Se cuentan varias historias del Niño Petra. Todas son verdaderas.
Una vez, alguien les regaló un décimo de lotería. Fue la suerte del miserable, porque les tocó un premio pequeño, muy pequeño, para ellos una inmensidad de riqueza que por la noche separaban mentalmente en hatos pequeños, madre e hijo, muertos de frío en su cuadra.
-Pues estas pesetas para tabaco, y estas otras para café, y lo que quede para pagar a Manolo, el del colmado, que es mucho lo que le debemos… – decía la Petra, pobre mujer que aún en su miseria se dolía de las deudas que tenía con el dueño del ultramarinos.
-¿Qué dice, madre? ¿Que le quiere pagar a Manolo? Para una vez que tenemos algo… el Manolo… ¡qué se joda! – y el Niño Petra terminó así con las veleidades virtuosas de su madre.

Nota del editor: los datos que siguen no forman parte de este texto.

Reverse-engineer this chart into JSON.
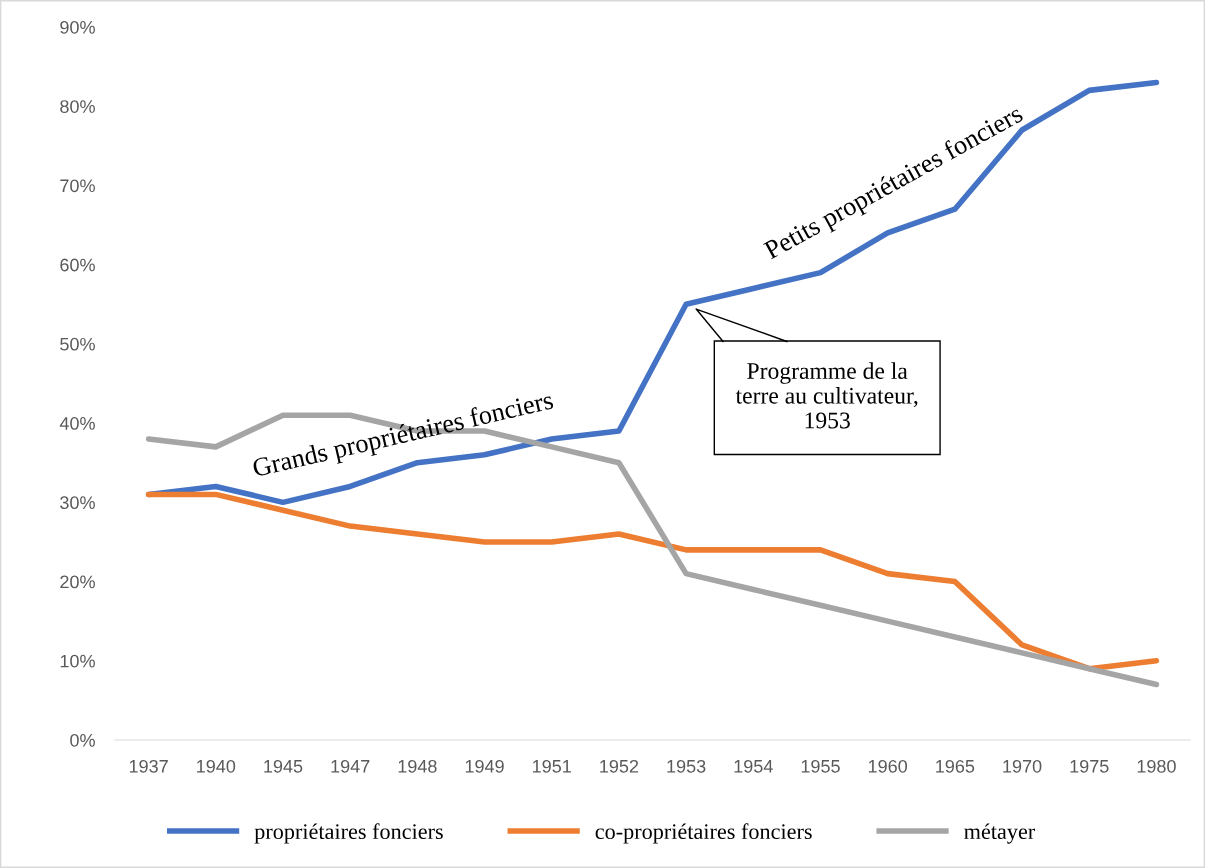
{
  "chart_data": {
    "type": "line",
    "categories": [
      "1937",
      "1940",
      "1945",
      "1947",
      "1948",
      "1949",
      "1951",
      "1952",
      "1953",
      "1954",
      "1955",
      "1960",
      "1965",
      "1970",
      "1975",
      "1980"
    ],
    "series": [
      {
        "name": "propriétaires fonciers",
        "color": "#4472c4",
        "values": [
          31,
          32,
          30,
          32,
          35,
          36,
          38,
          39,
          55,
          57,
          59,
          64,
          67,
          77,
          82,
          83
        ]
      },
      {
        "name": "co-propriétaires fonciers",
        "color": "#ed7d31",
        "values": [
          31,
          31,
          29,
          27,
          26,
          25,
          25,
          26,
          24,
          24,
          24,
          21,
          20,
          12,
          9,
          10
        ]
      },
      {
        "name": "métayer",
        "color": "#a5a5a5",
        "values": [
          38,
          37,
          41,
          41,
          39,
          39,
          37,
          35,
          21,
          19,
          17,
          15,
          13,
          11,
          9,
          7
        ]
      }
    ],
    "ylim": [
      0,
      90
    ],
    "yticks": [
      {
        "value": 0,
        "label": "0%"
      },
      {
        "value": 10,
        "label": "10%"
      },
      {
        "value": 20,
        "label": "20%"
      },
      {
        "value": 30,
        "label": "30%"
      },
      {
        "value": 40,
        "label": "40%"
      },
      {
        "value": 50,
        "label": "50%"
      },
      {
        "value": 60,
        "label": "60%"
      },
      {
        "value": 70,
        "label": "70%"
      },
      {
        "value": 80,
        "label": "80%"
      },
      {
        "value": 90,
        "label": "90%"
      }
    ],
    "annotations": [
      "Grands propriétaires fonciers",
      "Petits propriétaires fonciers",
      "Programme de la\nterre au cultivateur,\n1953"
    ],
    "legend": "bottom",
    "grid": false,
    "marker": "none",
    "line_style": "solid"
  }
}
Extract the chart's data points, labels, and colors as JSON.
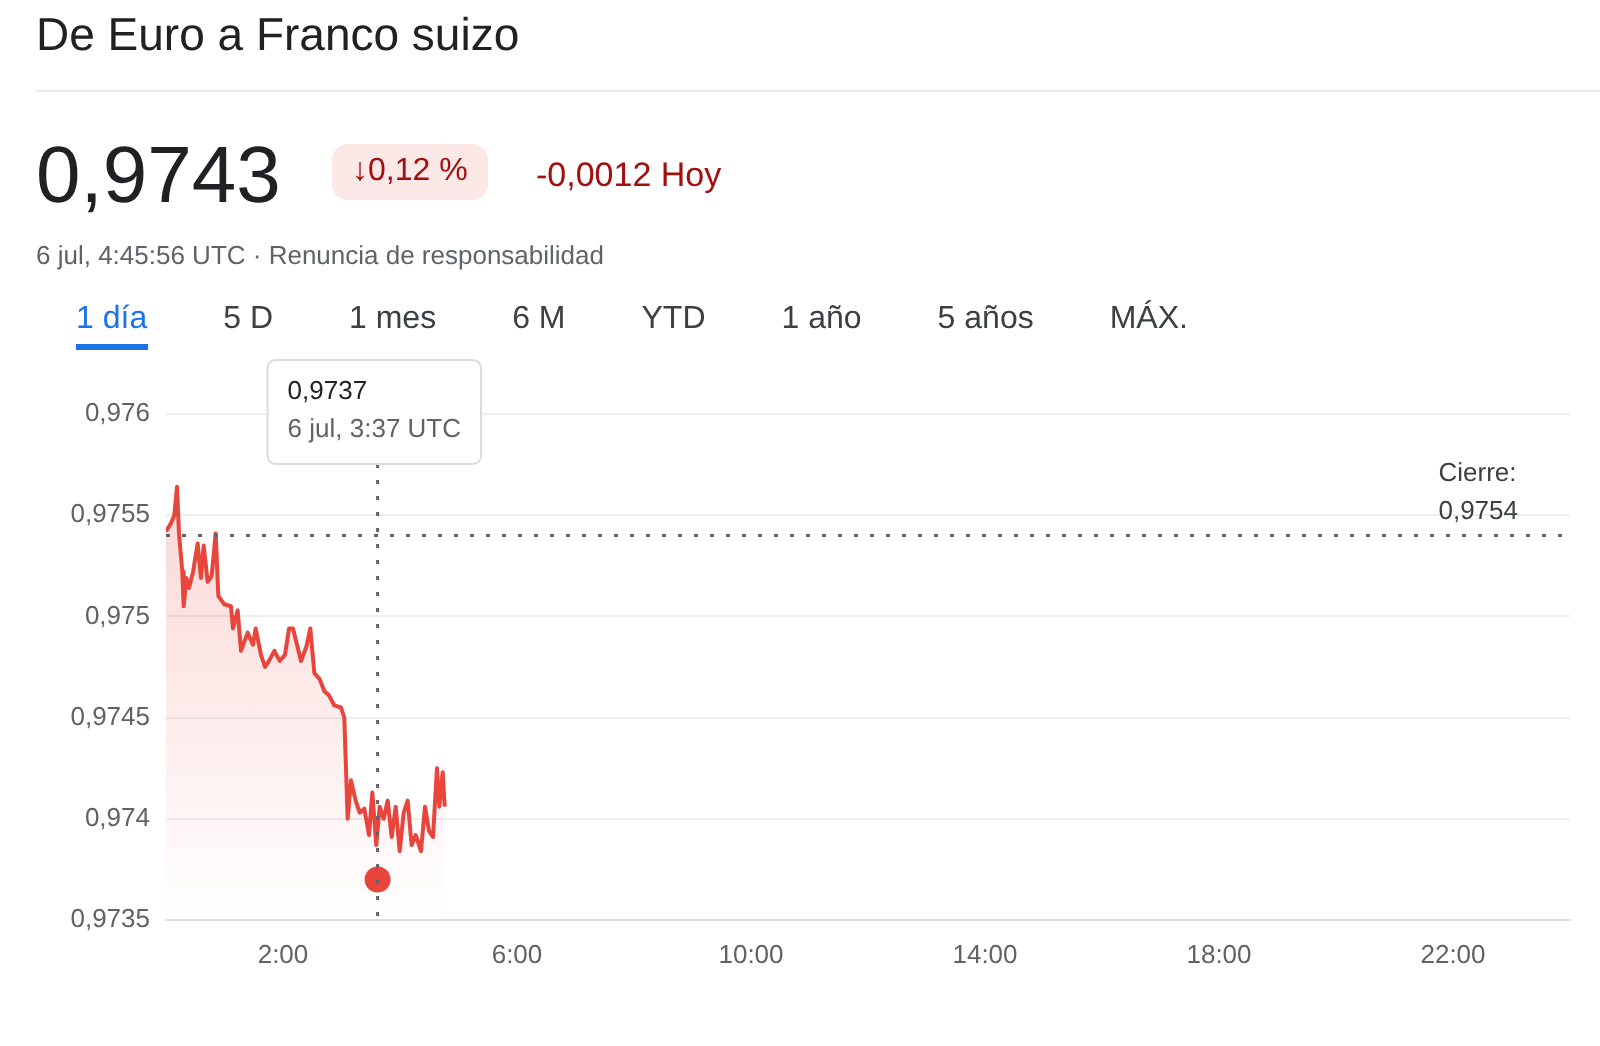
{
  "chart_data": {
    "type": "area",
    "title": "De Euro a Franco suizo",
    "annotations": [
      "0,9743",
      "↓0,12 %",
      "-0,0012 Hoy",
      "6 jul, 4:45:56 UTC · Renuncia de responsabilidad",
      "1 día",
      "5 D",
      "1 mes",
      "6 M",
      "YTD",
      "1 año",
      "5 años",
      "MÁX.",
      "0,9737\n6 jul, 3:37 UTC"
    ],
    "series": [
      {
        "color": "#e8453c",
        "x": [
          0,
          0.085,
          0.142,
          0.188,
          0.222,
          0.279,
          0.302,
          0.348,
          0.393,
          0.462,
          0.541,
          0.598,
          0.644,
          0.712,
          0.781,
          0.849,
          0.895,
          0.997,
          1.111,
          1.145,
          1.225,
          1.282,
          1.396,
          1.487,
          1.533,
          1.624,
          1.692,
          1.761,
          1.852,
          1.943,
          2.034,
          2.103,
          2.171,
          2.239,
          2.308,
          2.399,
          2.467,
          2.536,
          2.627,
          2.707,
          2.786,
          2.877,
          2.991,
          3.048,
          3.105,
          3.162,
          3.242,
          3.311,
          3.39,
          3.47,
          3.527,
          3.595,
          3.652,
          3.721,
          3.789,
          3.858,
          3.926,
          3.994,
          4.063,
          4.131,
          4.199,
          4.268,
          4.359,
          4.427,
          4.496,
          4.564,
          4.632,
          4.672,
          4.73,
          4.764
        ],
        "values": [
          0.97542,
          0.97546,
          0.9755,
          0.97564,
          0.97541,
          0.97522,
          0.97505,
          0.97519,
          0.97514,
          0.97522,
          0.97536,
          0.97519,
          0.97535,
          0.97517,
          0.9752,
          0.97541,
          0.9751,
          0.97506,
          0.97505,
          0.97494,
          0.97503,
          0.97483,
          0.97492,
          0.97486,
          0.97494,
          0.97481,
          0.97475,
          0.97478,
          0.97483,
          0.97478,
          0.97481,
          0.97494,
          0.97494,
          0.97486,
          0.97478,
          0.97485,
          0.97494,
          0.97472,
          0.97469,
          0.97463,
          0.97461,
          0.97456,
          0.97455,
          0.9745,
          0.974,
          0.97419,
          0.97409,
          0.97403,
          0.97405,
          0.97392,
          0.97413,
          0.97387,
          0.97406,
          0.974,
          0.97409,
          0.97391,
          0.97406,
          0.97384,
          0.97403,
          0.97409,
          0.97387,
          0.97392,
          0.97384,
          0.97406,
          0.97394,
          0.97391,
          0.97425,
          0.97406,
          0.97423,
          0.97406
        ]
      },
      {
        "type": "scatter",
        "color": "#e8453c",
        "marker": "circle",
        "x": [
          3.617
        ],
        "values": [
          0.9737
        ]
      }
    ],
    "xlim": [
      0,
      24
    ],
    "xticks": [
      {
        "value": 2,
        "label": "2:00"
      },
      {
        "value": 6,
        "label": "6:00"
      },
      {
        "value": 10,
        "label": "10:00"
      },
      {
        "value": 14,
        "label": "14:00"
      },
      {
        "value": 18,
        "label": "18:00"
      },
      {
        "value": 22,
        "label": "22:00"
      }
    ],
    "ylim": [
      0.9735,
      0.976
    ],
    "yticks": [
      {
        "value": 0.9735,
        "label": "0,9735"
      },
      {
        "value": 0.974,
        "label": "0,974"
      },
      {
        "value": 0.9745,
        "label": "0,9745"
      },
      {
        "value": 0.975,
        "label": "0,975"
      },
      {
        "value": 0.9755,
        "label": "0,9755"
      },
      {
        "value": 0.976,
        "label": "0,976"
      }
    ],
    "ref_lines": [
      {
        "axis": "y",
        "value": 0.9754,
        "label": "Cierre:\n0,9754",
        "line_style": "dotted",
        "color": "#5f6368"
      },
      {
        "axis": "x",
        "value": 3.617,
        "line_style": "dotted",
        "color": "#5f6368"
      }
    ],
    "grid": "y",
    "legend": false,
    "marker": "none",
    "line_style": "solid"
  }
}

Otro día, estaban las mujeres del pueblo reunidas en la fuente para coger agua – que no llegaría a las casas hasta los años sesenta bien entrados-. Por allí apareció el Niño Petra, arrastrando su pierna y una lata de membrillos medio abollada, también con la intención de llevar agua a su casa. A todas se acercaba y les daba a oler la lata, preguntando a qué. Ellas, que le conocían y le tenían simpatía, le decían que la lata, ¡a qué iba a oler! Pues a membrillos, o a aceitunas, o a lata simplemente incluso. Entonces el Niño Petra les dijo: «pues sabed que esta lata, la que traigo para coger agua, debe oleros a orines, pues con ella me alivié esta noche en mi casa, y no tengo otra para acarrear agua desde la fuente.»
Estas, y otras historias, se cuentan del Niño Petra. En los últimos tiempos de su vida, ya muerta su madre, los jesuitas del pueblo le arreglaron una pequeña pensión, y más adelante, enfermo, murió en un asilo cercano.
Pero el Niño Petra no era el tonto del pueblo.